And a ruler asked him, “Good Teacher, what must I do to inherit eternal life?” And Jesus said to him, “Why do you call me good? No one is good except God alone. (Luke 18:18-19)
Before Jesus answered his question about the requirements for salvation, He dealt with the compliment. Jesus asked: “Why do you call me good? No one is good except God alone” (v. 19). Some critics hold that, by virtue of this response, Jesus was denying His goodness and deity. No, Jesus knew very well that this man did not have a clue about the person to whom he was speaking. This man didn’t know who Jesus was. He didn’t know he was asking a question of God incarnate. All the rich young ruler knew was that he was talking to an itinerate rabbi, and he wanted an answer to a theological question. But Jesus’ identity was central to the answer. So Jesus said: “Why do you call Me good? Haven’t you read Psalm 14:3: `They have all turned aside; together they have become corrupt; there is none who does good, not even one’? No one is good except God Himself.”
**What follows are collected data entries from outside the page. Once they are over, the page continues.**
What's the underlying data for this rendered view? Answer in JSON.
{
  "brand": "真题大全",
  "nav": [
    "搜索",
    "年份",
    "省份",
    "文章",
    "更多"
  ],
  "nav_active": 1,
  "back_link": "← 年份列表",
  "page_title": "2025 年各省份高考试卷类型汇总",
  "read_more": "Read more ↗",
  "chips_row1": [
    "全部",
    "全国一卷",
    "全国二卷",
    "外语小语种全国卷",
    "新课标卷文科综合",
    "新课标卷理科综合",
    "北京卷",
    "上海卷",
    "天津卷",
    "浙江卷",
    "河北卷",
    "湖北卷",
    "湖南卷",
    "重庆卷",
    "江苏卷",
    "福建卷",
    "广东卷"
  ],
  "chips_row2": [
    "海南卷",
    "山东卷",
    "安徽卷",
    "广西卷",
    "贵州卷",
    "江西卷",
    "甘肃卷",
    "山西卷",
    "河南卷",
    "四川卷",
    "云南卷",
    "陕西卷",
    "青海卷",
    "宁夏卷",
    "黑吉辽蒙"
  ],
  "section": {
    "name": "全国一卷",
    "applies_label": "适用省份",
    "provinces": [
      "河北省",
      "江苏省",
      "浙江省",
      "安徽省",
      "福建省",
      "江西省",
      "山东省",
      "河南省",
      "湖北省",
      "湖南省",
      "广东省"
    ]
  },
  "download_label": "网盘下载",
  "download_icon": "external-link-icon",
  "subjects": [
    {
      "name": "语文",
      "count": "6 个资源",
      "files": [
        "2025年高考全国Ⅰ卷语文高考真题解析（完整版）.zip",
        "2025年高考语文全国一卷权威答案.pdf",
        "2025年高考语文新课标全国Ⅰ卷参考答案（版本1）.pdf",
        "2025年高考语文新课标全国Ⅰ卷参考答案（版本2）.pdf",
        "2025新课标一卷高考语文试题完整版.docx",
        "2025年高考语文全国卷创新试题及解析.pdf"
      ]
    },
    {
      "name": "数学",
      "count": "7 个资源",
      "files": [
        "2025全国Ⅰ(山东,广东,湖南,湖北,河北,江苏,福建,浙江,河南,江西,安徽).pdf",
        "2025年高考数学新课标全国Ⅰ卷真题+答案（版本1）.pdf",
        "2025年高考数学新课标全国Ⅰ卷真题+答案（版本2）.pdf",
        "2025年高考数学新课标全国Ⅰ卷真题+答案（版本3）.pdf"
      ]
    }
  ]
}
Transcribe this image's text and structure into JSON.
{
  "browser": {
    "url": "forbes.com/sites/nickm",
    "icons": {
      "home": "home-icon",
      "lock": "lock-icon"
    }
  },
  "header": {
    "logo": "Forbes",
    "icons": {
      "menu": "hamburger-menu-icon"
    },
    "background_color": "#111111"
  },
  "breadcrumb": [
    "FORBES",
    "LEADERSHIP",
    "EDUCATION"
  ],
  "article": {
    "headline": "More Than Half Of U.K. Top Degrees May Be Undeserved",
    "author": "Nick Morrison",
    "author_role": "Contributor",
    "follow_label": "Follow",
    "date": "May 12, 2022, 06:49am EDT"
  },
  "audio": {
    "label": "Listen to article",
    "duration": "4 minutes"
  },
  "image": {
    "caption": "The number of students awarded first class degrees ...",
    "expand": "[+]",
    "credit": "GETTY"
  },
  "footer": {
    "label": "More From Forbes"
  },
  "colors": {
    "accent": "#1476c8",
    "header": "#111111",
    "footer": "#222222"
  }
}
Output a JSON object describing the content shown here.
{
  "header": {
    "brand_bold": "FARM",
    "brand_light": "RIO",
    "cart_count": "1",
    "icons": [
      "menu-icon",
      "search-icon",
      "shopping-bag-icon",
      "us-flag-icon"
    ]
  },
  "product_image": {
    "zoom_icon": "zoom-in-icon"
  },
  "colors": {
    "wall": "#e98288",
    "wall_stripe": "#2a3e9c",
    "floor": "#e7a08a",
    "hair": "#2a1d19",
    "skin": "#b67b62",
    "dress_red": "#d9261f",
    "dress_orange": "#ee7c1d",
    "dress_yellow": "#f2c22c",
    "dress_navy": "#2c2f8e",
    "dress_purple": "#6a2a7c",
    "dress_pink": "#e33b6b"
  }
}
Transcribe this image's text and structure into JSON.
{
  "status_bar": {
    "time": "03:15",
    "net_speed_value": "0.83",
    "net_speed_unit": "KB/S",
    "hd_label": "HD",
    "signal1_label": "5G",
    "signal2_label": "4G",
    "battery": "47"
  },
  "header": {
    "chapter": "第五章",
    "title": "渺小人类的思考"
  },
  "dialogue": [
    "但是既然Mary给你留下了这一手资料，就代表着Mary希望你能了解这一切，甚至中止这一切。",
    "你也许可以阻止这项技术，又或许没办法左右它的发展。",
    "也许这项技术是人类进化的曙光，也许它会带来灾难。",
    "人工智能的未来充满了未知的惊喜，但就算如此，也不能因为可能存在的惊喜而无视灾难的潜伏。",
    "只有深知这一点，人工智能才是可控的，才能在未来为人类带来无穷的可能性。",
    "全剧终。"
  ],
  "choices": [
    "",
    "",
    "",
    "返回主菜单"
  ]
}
Does that seem absurd? After all, we see people who aren’t believers doing good all the time. It all depends on what we mean by “good.” The biblical standard of goodness is the righteousness of God, and we are judged both by our behavioral conformity to the law of God and by our internal motivation or desire to obey the law of God. I see people all around me who aren’t believers but who practice what John Calvin called “civic virtue”; that is, they do good things in society. They donate their money for good causes, they help the poor, and they sometimes even sacrifice themselves for others. They do all kinds of wonderful things on the horizontal level (i.e., toward other people), but they do none of it because their hearts have a pure and full love for God. There may be what Jonathan Edwards called an “enlightened self-interest” involved, but it is still self-interest.